Kiran Varanasi is a researcher at Technicolor R&I in the domain of "acquisition and modelling". His research interests are
in 3D computer vision and computer graphics, especially in the spatio-temporal modeling of dynamic 3D scenes. He obtained his
PhD from INRIA in Grenoble, France in 2010. He later worked as a post-doctoral researcher at Max Planck Institute for computer
science in Saarbruecken, Germany (http://www.mpi-inf.mpg.de/~varanasi).
Edilson Aguiar is a professor of computer science at CEUNES at UFES in Brazil. His main research interests are in 3D performance capture, motion capture and animation.

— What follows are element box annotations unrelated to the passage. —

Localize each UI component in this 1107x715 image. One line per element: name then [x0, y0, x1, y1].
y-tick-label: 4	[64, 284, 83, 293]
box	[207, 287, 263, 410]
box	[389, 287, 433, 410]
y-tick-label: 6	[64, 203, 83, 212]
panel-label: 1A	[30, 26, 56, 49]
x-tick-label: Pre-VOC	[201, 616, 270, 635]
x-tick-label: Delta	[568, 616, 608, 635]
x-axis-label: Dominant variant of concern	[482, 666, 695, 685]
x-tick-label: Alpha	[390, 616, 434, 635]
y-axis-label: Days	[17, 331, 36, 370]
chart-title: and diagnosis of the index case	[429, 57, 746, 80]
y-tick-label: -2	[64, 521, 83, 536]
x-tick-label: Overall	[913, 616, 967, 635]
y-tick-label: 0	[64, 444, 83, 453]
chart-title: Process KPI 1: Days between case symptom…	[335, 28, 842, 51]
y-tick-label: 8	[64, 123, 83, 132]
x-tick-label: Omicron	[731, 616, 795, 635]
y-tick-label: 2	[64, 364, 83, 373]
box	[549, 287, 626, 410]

He obtained his PhD from Max Planck Institute for computer science in Saarbrucken, Germany in 2008 (http://www.mpi-inf.mpg.de/~edeaguia). He spent part of his PhD at Stanford University. He later worked at the Disney Research lab in Pittsburgh, USA as a post-doctoral researcher before taking up faculty position in Brazil.
Both the tutorial organizers have jointly authored a chapter "Rigging Captured Meshes" in the upcoming book "Real world visual computing" that will be published by CRC press in 2014. The book chapter has benefited from the editorial oversight of the book editors: Oliver Grau, Markus Magnor, Olga Sorkine-Hornung and Christian Theobalt. Prof. Christian Theobalt has been particularly instrumental in the discovery of the key ideas presented in the course, through his research supervision of both the presenters during their work at Max Planck Institute (MPI).